"I don’t care what you raise your rates to, just make sure you quote me a 10% discount."
In a number of meetings I have attended recently with leaders of large firms, similar stories are being told. The firm proposes an alternative fee and the client declines to pursue the alternative fee, instead asking for "10% off" the firm’s hourly rates. According to these law firm leaders, at least some personnel at their clients are not really interested in cutting legal spend but instead are concerned that they be able to demonstrate this 10% savings. I’ve heard enough similar stories that either there is a grain of truth to the stories, or, alternatively, there is a single client out there obsessed with this 10% discount and I was simply lucky enough to be in meetings with the client’s law firms. I’m going with the former.
I’ve spent enough time investigating, proposing and writing about alternative fees to know that reactions to non-hourly fees for a continuum that is quite long. I also have heard enough to know that when many firms propose non-hourly fees, the proposal amounts to "pay me a lot up front and then a lot more if we get a result’." There is no true risk sharing on the firm’s part.

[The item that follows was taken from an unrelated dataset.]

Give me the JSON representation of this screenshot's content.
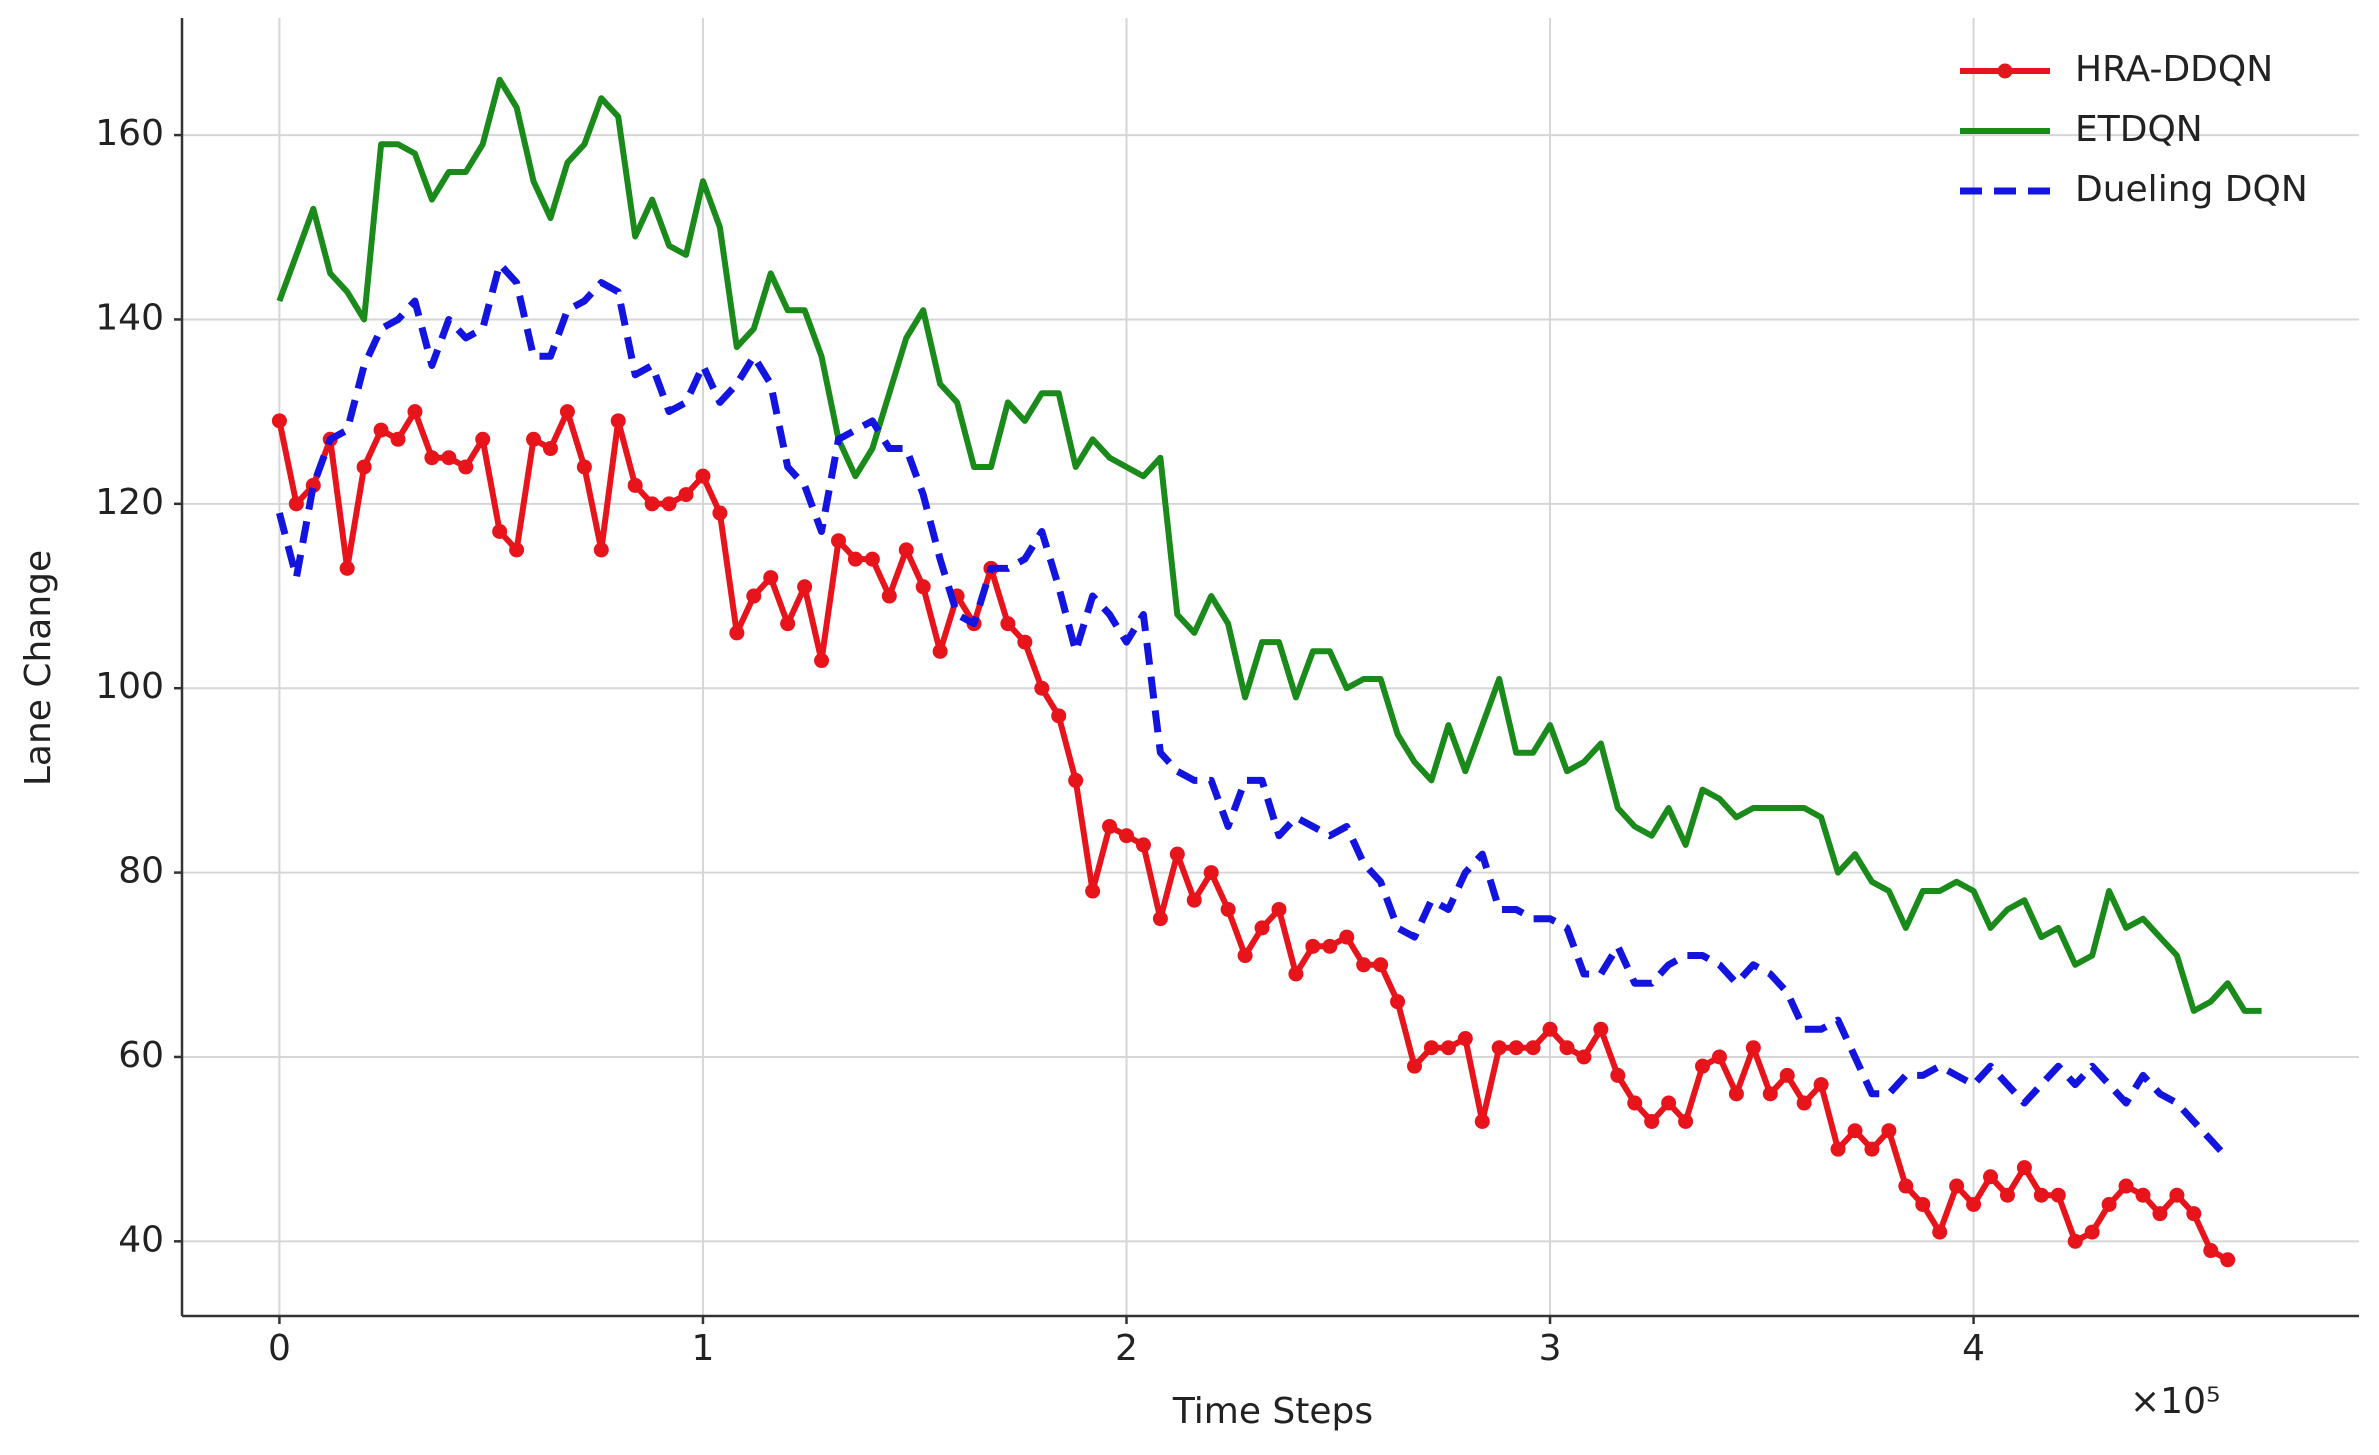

Suffice it to say that when firms hear the "10% solution," they are smart enough to know how to set their "base rates" so they get exactly what they want when the 10% solution is applied. Presto! Through the magic of a spreadsheet, the client saves nothing and believes it is saving 10%! Everybody’s happy, right? Everyone except for the CFO, shareholders, and the General Counsel whose bonus is predicated on reducing actual costs instead of achieving such pyrrhic victories.